Yahoo’s troubles for failing to timely disclose security breaches provides rare insight into quantifying the financial and other costs to a company’s shareholders and leadership when a security breach occurs and is mishandled.

In 2014, more than a billion Yahoo accounts were hacked. Then in 2015 and 2016, more than 500,000 Yahoo user accounts were hacked by the same attacker. In all cases, hackers accessed user emails and sensitive information. However, it is alleged that Yahoo failed to thoroughly investigate the breaches. Yahoo also failed to disclose the breaches until late 2016, when it was in talks to sell the company’s core assets to Verizon.

Yahoo’s executive team denied having knowledge of the breaches prior to the disclosure. However, on March 1, 2017, Yahoo disclosed its independent investigation results and stated that Yahoo’s IT staff had “contemporaneous knowledge” of the 2014, 2015, and 2016 incidents. While finding there was no intent to suppress the breaches, the investigation concluded Yahoo’s IT team and legal staff did not properly comprehend or investigate them.

The SEC was examining whether the breaches were hidden from Yahoo customers and shareholders, but it is not clear whether anything will come of this investigation.
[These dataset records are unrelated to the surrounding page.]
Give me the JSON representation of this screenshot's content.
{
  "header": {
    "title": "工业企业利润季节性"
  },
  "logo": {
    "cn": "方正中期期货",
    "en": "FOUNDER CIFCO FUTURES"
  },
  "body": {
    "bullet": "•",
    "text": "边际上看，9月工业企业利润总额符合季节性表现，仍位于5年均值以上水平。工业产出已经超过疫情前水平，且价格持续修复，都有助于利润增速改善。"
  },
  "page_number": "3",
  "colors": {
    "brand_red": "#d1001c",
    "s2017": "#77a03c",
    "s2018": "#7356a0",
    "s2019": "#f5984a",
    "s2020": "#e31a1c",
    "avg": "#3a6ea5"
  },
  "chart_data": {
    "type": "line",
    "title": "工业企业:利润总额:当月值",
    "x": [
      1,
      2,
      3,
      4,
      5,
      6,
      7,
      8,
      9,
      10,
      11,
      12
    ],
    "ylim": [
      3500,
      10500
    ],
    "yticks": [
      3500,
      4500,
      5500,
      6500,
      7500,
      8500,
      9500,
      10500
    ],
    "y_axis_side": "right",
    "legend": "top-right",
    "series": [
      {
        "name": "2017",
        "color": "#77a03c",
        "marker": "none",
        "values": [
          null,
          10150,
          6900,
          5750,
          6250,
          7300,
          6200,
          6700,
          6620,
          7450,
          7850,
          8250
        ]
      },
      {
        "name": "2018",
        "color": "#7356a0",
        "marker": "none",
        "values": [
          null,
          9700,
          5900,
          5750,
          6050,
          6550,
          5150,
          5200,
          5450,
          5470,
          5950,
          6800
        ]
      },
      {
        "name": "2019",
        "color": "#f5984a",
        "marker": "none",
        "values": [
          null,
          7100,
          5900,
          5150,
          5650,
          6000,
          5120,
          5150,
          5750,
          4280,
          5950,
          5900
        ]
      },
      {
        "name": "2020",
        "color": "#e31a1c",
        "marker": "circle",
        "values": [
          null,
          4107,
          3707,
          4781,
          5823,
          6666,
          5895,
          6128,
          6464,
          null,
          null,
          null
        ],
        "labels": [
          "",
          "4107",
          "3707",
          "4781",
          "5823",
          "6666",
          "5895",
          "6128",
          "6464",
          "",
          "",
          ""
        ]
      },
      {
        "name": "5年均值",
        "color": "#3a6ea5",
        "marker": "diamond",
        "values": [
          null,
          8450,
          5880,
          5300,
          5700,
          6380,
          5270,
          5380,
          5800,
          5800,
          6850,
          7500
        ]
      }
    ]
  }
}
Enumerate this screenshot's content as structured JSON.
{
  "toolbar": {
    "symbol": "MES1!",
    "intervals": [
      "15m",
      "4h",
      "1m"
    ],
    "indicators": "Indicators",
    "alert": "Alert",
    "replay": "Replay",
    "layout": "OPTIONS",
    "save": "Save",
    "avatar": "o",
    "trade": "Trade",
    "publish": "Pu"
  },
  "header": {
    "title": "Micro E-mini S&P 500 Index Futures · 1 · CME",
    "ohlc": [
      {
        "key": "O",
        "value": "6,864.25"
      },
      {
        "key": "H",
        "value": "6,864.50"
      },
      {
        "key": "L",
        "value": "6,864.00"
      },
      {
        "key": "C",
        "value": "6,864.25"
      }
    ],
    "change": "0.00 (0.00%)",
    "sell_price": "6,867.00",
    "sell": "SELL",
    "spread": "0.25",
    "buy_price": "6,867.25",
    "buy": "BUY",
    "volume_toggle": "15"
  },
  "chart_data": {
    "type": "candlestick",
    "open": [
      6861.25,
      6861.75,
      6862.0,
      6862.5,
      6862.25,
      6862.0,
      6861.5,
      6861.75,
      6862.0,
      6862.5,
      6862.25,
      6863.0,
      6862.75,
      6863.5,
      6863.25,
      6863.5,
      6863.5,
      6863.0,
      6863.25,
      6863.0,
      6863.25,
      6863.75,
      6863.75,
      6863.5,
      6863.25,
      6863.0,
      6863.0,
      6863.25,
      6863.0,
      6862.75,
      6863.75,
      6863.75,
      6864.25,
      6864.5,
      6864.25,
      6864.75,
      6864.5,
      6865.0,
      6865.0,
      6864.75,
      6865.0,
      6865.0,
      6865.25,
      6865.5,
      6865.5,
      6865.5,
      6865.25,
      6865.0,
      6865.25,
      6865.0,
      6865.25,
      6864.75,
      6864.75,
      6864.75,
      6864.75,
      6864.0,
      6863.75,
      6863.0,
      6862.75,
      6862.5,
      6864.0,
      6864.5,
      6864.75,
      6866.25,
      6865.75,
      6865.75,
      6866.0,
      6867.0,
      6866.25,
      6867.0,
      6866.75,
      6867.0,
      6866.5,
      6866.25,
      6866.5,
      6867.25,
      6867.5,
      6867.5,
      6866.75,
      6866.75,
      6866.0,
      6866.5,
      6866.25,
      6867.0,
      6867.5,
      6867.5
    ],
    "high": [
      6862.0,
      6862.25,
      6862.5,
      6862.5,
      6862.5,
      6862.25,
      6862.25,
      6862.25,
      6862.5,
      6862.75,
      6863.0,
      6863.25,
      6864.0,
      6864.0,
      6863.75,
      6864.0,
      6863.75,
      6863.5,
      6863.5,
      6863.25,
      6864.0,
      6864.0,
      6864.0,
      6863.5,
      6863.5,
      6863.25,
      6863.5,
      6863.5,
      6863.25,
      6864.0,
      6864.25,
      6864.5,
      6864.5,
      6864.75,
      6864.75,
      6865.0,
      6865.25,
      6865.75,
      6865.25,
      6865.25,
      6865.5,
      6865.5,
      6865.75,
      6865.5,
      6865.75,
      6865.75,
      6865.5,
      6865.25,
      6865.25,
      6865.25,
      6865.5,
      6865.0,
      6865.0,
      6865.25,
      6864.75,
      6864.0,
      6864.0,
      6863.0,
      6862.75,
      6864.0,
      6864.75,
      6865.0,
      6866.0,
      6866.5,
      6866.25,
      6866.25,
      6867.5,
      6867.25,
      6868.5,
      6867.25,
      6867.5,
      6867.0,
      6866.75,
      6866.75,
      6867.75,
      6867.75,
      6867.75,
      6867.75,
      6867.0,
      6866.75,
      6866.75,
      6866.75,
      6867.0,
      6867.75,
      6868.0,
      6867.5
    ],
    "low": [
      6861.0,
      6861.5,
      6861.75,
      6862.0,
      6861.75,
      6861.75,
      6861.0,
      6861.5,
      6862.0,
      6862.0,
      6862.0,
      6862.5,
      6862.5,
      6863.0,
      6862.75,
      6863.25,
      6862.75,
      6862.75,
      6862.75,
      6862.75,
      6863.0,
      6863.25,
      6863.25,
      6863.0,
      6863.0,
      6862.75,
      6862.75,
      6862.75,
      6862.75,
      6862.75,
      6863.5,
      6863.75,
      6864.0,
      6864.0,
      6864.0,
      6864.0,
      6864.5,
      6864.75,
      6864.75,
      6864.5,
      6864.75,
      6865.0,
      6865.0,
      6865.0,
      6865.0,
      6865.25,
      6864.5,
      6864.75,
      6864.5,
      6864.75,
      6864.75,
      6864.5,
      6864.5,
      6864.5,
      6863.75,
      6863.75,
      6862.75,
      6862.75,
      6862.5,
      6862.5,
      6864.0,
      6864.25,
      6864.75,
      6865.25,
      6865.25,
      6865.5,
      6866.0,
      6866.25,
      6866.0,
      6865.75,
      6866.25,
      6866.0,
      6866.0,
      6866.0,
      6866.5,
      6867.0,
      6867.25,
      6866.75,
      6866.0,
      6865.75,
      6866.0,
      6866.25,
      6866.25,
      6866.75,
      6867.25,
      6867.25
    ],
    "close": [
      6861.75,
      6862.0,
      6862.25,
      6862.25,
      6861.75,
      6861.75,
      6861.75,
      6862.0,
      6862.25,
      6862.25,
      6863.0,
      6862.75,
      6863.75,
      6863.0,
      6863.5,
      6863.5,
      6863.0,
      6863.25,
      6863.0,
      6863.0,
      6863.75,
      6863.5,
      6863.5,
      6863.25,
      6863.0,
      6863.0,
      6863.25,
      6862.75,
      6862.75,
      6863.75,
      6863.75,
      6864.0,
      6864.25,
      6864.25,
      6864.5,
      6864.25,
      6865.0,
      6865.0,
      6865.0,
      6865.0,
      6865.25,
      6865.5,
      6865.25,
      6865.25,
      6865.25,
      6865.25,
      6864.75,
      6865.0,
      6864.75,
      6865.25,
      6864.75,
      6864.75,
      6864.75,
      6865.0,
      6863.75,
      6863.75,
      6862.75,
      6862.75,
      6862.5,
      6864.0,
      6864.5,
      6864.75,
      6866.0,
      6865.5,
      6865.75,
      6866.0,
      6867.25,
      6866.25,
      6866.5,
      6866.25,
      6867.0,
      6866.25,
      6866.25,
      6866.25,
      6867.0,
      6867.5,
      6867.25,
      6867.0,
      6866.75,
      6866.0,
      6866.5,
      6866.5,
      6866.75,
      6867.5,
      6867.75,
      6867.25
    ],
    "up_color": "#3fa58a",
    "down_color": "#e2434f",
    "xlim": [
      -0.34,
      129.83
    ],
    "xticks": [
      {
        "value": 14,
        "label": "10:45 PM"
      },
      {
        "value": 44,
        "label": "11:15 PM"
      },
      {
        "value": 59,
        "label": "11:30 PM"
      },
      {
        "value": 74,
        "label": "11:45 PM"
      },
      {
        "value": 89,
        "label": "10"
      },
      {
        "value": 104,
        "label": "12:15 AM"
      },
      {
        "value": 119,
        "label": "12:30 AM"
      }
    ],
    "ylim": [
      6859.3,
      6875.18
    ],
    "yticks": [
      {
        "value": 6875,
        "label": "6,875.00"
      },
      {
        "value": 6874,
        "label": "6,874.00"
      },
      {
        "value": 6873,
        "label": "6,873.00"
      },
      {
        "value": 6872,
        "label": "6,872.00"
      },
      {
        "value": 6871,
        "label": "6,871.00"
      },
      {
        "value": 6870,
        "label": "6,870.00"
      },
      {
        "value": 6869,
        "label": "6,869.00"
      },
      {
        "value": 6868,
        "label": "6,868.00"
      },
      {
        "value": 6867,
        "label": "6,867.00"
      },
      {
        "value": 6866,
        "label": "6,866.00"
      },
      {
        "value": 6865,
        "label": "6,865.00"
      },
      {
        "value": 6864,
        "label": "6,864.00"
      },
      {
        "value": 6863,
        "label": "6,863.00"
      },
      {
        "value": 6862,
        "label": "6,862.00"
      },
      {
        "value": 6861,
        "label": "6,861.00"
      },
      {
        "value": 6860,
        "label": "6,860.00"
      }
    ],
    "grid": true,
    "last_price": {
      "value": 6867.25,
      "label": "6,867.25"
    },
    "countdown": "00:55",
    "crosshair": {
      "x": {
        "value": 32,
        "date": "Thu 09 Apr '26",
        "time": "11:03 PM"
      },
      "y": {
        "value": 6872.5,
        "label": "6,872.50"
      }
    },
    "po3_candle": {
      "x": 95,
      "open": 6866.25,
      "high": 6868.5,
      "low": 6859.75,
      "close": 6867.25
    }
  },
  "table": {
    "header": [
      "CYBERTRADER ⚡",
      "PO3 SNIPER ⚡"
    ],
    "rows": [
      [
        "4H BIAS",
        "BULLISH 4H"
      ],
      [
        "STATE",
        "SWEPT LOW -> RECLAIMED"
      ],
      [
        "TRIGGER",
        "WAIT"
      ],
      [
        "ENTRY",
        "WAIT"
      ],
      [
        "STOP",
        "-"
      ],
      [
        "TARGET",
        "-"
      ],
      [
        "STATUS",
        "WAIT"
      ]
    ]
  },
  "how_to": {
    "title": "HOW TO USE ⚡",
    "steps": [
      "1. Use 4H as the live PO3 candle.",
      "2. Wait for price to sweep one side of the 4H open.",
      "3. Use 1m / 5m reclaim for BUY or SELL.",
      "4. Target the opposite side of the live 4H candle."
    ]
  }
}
Yahoo shareholders demanded that the company claw back a portion of CEO’s Marissa Mayer’s compensation, claiming she had to have known but covered up the breaches to avoid derailing a sale of the struggling company.

Ultimately, in late February 2017, Verizon agreed to move ahead with its purchase, but renegotiated the purchase price down by $350 million to a new price of $4.48 billion. This week, it was also disclosed that senior executives managing Yahoo at the time of the breaches would face consequences. Yahoo’s legal counsel was forced out. CEO Mayer said she voluntarily gave up her 2016 annual cash bonus and 2017 stock award, which together are worth about $14 million.